Figure 3. SIFTED predictive model performance.

Figure 3

(a) Comparison of prediction accuracy of PWMs derived by different methods. The box plots show how well the PBM probe intensities for each protein are predicted by the PWMs generated by SIFTED and other methods. Two versions of SIFTED are shown: one that only models repeats independently (‘SIFTED (RVD Only)') and one that considers all repeat context features (‘SIFTED (Full)'). Experimental PWMs are those derived from the PBM data. (*) The brackets highlight a subset of statistically significant differences between the full SIFTED model and each of the models shown inside the top bracket (P<10−6, Wilcoxon signed-rank test). The box plots shows the median and the first and third quartiles. Whiskers extend to data points not considered outliers, whereas outliers are shown as individual points. Data are considered outliers when they are 1.5 times the interquartile range (IQR) higher than the third quartile, or 1.5 * IQR lower than the first quartile. (b) Prediction accuracy for relative binding affinity.
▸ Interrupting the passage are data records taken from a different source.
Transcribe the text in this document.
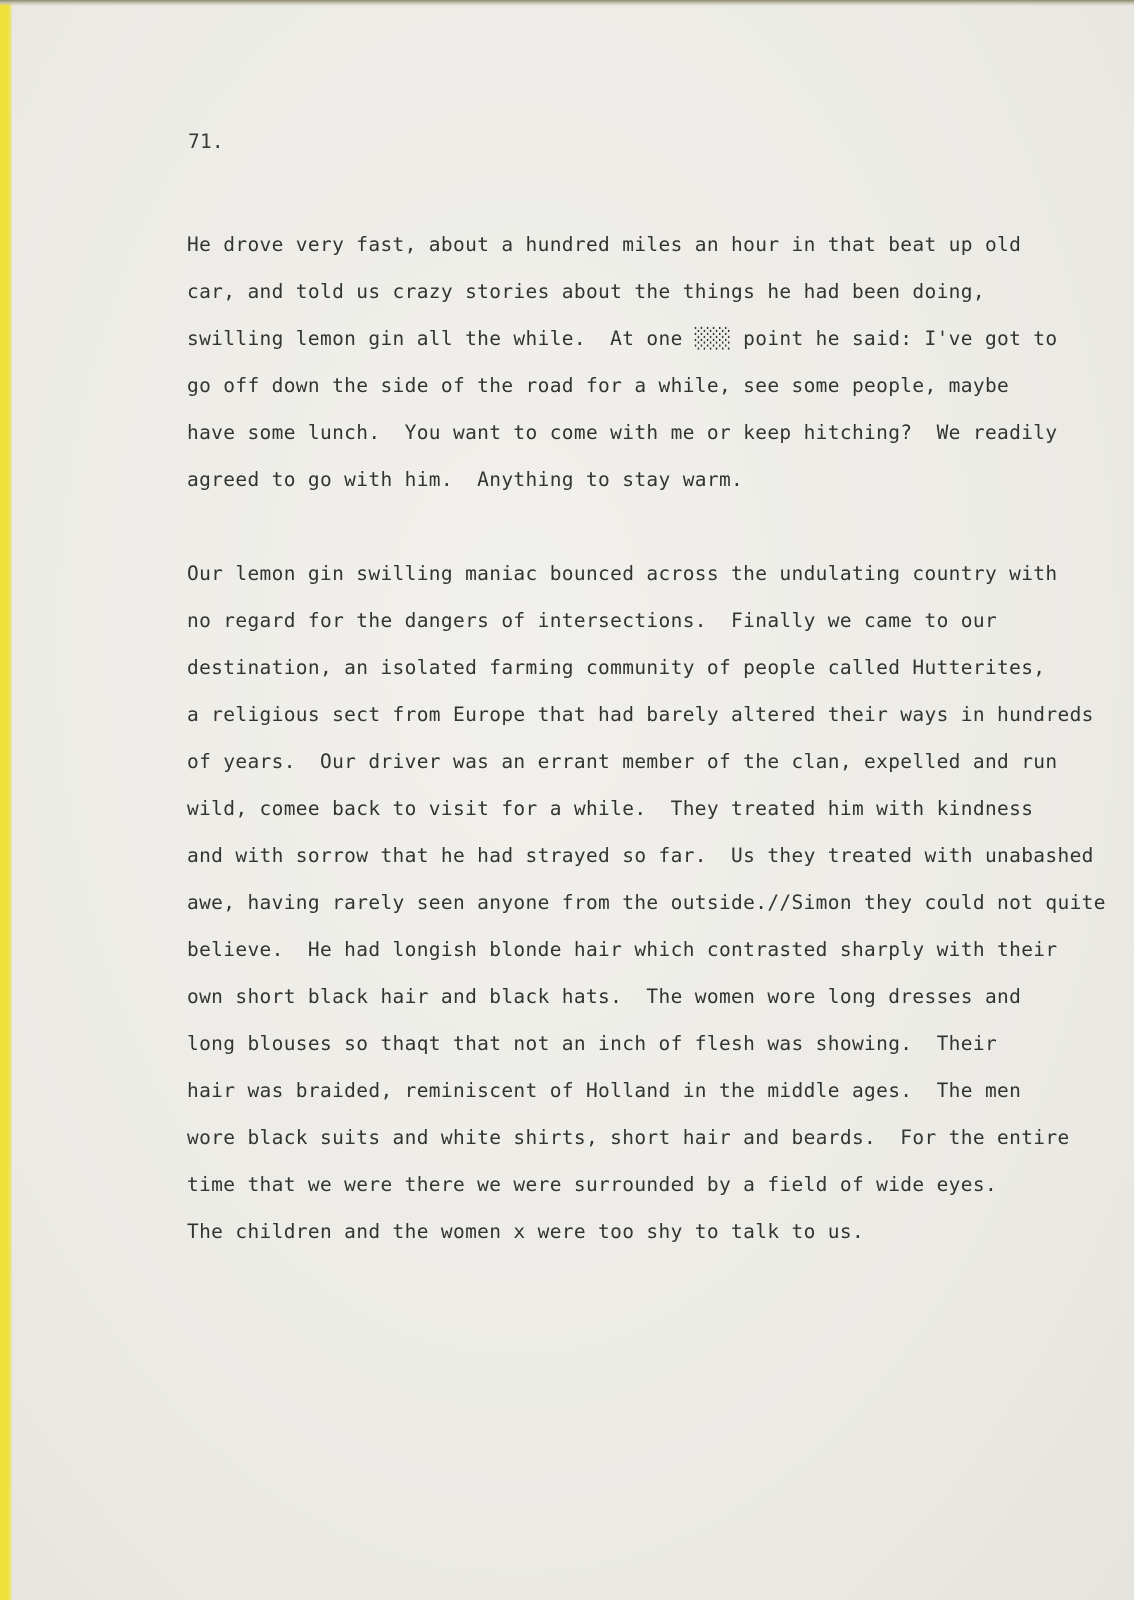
71.
He drove very fast, about a hundred miles an hour in that beat up old
car, and told us crazy stories about the things he had been doing,
swilling lemon gin all the while.  At one ░░░ point he said: I've got to
go off down the side of the road for a while, see some people, maybe
have some lunch.  You want to come with me or keep hitching?  We readily
agreed to go with him.  Anything to stay warm.
Our lemon gin swilling maniac bounced across the undulating country with
no regard for the dangers of intersections.  Finally we came to our
destination, an isolated farming community of people called Hutterites,
a religious sect from Europe that had barely altered their ways in hundreds
of years.  Our driver was an errant member of the clan, expelled and run
wild, comee back to visit for a while.  They treated him with kindness
and with sorrow that he had strayed so far.  Us they treated with unabashed
awe, having rarely seen anyone from the outside.//Simon they could not quite
believe.  He had longish blonde hair which contrasted sharply with their
own short black hair and black hats.  The women wore long dresses and
long blouses so thaqt that not an inch of flesh was showing.  Their
hair was braided, reminiscent of Holland in the middle ages.  The men
wore black suits and white shirts, short hair and beards.  For the entire
time that we were there we were surrounded by a field of wide eyes.
The children and the women x were too shy to talk to us.
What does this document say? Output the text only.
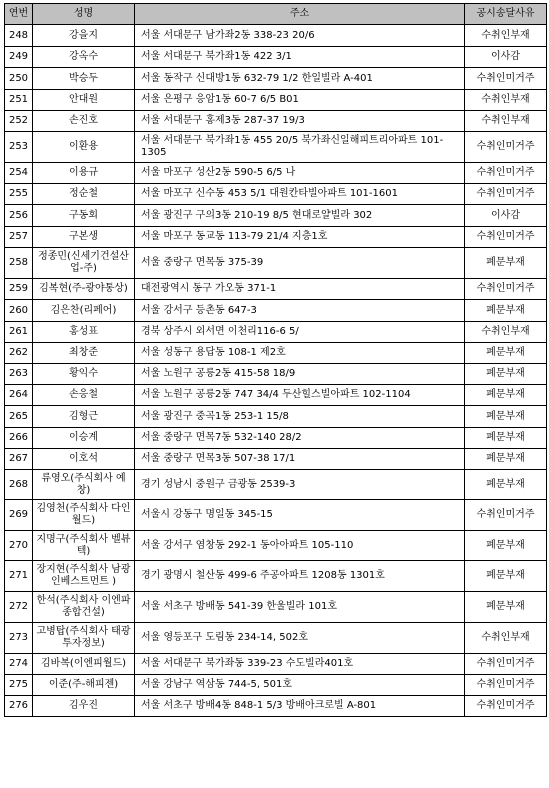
연번	성명	주소	공시송달사유
248	강을지	서울 서대문구 남가좌2동 338-23 20/6	수취인부재
249	강옥수	서울 서대문구 북가좌1동 422 3/1	이사감
250	박승두	서울 동작구 신대방1동 632-79 1/2 한일빌라 A-401	수취인미거주
251	안대원	서울 은평구 응암1동 60-7 6/5 B01	수취인부재
252	손진호	서울 서대문구 홍제3동 287-37 19/3	수취인부재
253	이환용	서울 서대문구 북가좌1동 455 20/5 북가좌신일해피트리아파트 101-1305	수취인미거주
254	이용규	서울 마포구 성산2동 590-5 6/5 나	수취인미거주
255	정순철	서울 마포구 신수동 453 5/1 대원칸타빌아파트 101-1601	수취인미거주
256	구동회	서울 광진구 구의3동 210-19 8/5 현대로얄빌라 302	이사감
257	구본생	서울 마포구 동교동 113-79 21/4 지층1호	수취인미거주
258	정종민(신세기건설산업-주)	서울 중랑구 면목동 375-39	폐문부재
259	김복현(주-광야통상)	대전광역시 동구 가오동 371-1	수취인미거주
260	김은찬(리페어)	서울 강서구 등촌동 647-3	폐문부재
261	홍성표	경북 상주시 외서면 이천리116-6 5/	수취인부재
262	최창준	서울 성동구 용답동 108-1 제2호	폐문부재
263	황익수	서울 노원구 공릉2동 415-58 18/9	폐문부재
264	손응철	서울 노원구 공릉2동 747 34/4 두산힐스빌아파트 102-1104	폐문부재
265	김형근	서울 광진구 중곡1동 253-1 15/8	폐문부재
266	이승계	서울 중랑구 면목7동 532-140 28/2	폐문부재
267	이호석	서울 중랑구 면목3동 507-38 17/1	폐문부재
268	류영오(주식회사 예창)	경기 성남시 중원구 금광동 2539-3	폐문부재
269	김영천(주식회사 다인월드)	서울시 강동구 명일동 345-15	수취인미거주
270	지명구(주식회사 벨뷰텍)	서울 강서구 염창동 292-1 동아아파트 105-110	폐문부재
271	장지현(주식회사 남광인베스트먼트 )	경기 광명시 철산동 499-6 주공아파트 1208동 1301호	폐문부재
272	한석(주식회사 이엔파종합건설)	서울 서초구 방배동 541-39 한울빌라 101호	폐문부재
273	고병탑(주식회사 태광투자정보)	서울 영등포구 도림동 234-14, 502호	수취인부재
274	김바복(이엔피월드)	서울 서대문구 북가좌동 339-23 수도빌라401호	수취인미거주
275	이준(주-해피젠)	서울 강남구 역삼동 744-5, 501호	수취인미거주
276	김우진	서울 서초구 방배4동 848-1 5/3 방배아크로빌 A-801	수취인미거주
PWMs derived from existing tools or from SIFTED (as in a) were used to predict relative Kd values for a single TALE protein27,35. The bars display the Pearson correlation coefficient between observed and predicted log(Kd) values. (c) Validation of TALE activator binding specificity predictions by comparison to TALE activator activity data reported in Mali et al22. The five predictive methods were used to score all reported binding sites up to three mismatches away from the predicted target. These scores were compared with an expression score associated with that binding site using Spearman correlation. (d) Validation of TALEN-binding specificity predictions by comparison to cell-based TALEN activity data, reported in Guilinger et al20. The five methods shown were used to predict the binding of TALEN pairs to genomic target sites. The receiver operating characteristic curves show the sensitivity and specificity of each method for distinguishing genomic sites that showed nuclease activity (that is, indels) and those that did not.